Six of the world's top experts on the nature of our thoughts and how they relate to the wider world are featured in Aware. While some take a scientific approach to the awareness issue, others take a spiritual one. Psychedelics are used by some. Others don't. However, their observations exhibit a startling consistency. In this movie, the numerous mysteries of the human mind continue to elude both the spiritualists and the scientists. Gagliano, whose scientific studies seem to suggest that plants have the capacity for hearing, seeing, communicating, learning, remembering, and feeling pain, is the subject of some of the most intriguing moments. Until you lay in a field of flowers after taking 300 micrograms of LSD, this is one of those theories that is difficult to believe.
Film name: Feedback
Directed by: Xavier Coleman
With encouragement from his AI therapist, NYC transplant Evan, who is desperate for a break from the city and his computer screen, embarks on a camping vacation. He soon meets Sydney, who rents the campground. The two choose to take a unique strain of hallucinogenic mushrooms under her direction. As the lines between the virtual and the real world start to blur, what starts out as an escapist meet-cute gradually turns into a visceral nightmare.
Movie name: Alice in Wonderland
Directed by: Clyde Geronimi, Wilfred Jackson, Hamilton Luske.
Alice in the Wonderland is one of those psychedelic films that gained popularity in the 20th century.
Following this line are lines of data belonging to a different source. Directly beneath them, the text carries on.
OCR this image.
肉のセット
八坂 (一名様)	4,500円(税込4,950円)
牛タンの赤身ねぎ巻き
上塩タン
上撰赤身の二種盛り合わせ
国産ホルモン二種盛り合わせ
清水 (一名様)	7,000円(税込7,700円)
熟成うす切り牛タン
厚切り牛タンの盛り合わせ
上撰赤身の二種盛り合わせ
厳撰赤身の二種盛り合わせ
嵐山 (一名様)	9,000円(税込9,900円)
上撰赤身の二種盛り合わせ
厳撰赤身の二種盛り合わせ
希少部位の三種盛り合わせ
Disney's visually stunning adaptation of Alice in Wonderland, now hailed as a proto-psychedelic classic, did not receive much praise during its first year of release. After being rediscovered as a "head movie" by young audiences in the late 1960s, Alice in Wonderland found new life when it was rereleased in the early 1970s and became an overwhelming success on college campuses, where its whimsical story of magic mushrooms and rabbit holes clearly found new resonance.
Conclusion
Psychedelic films have a tendency to offer self-help through cinema and mental healing in an interesting way. On the other hand, stimulants result in sensations of energy and self-help through these films. People from all around the world have developed and shared a great deal of psychedelic culture as a result of these experiences.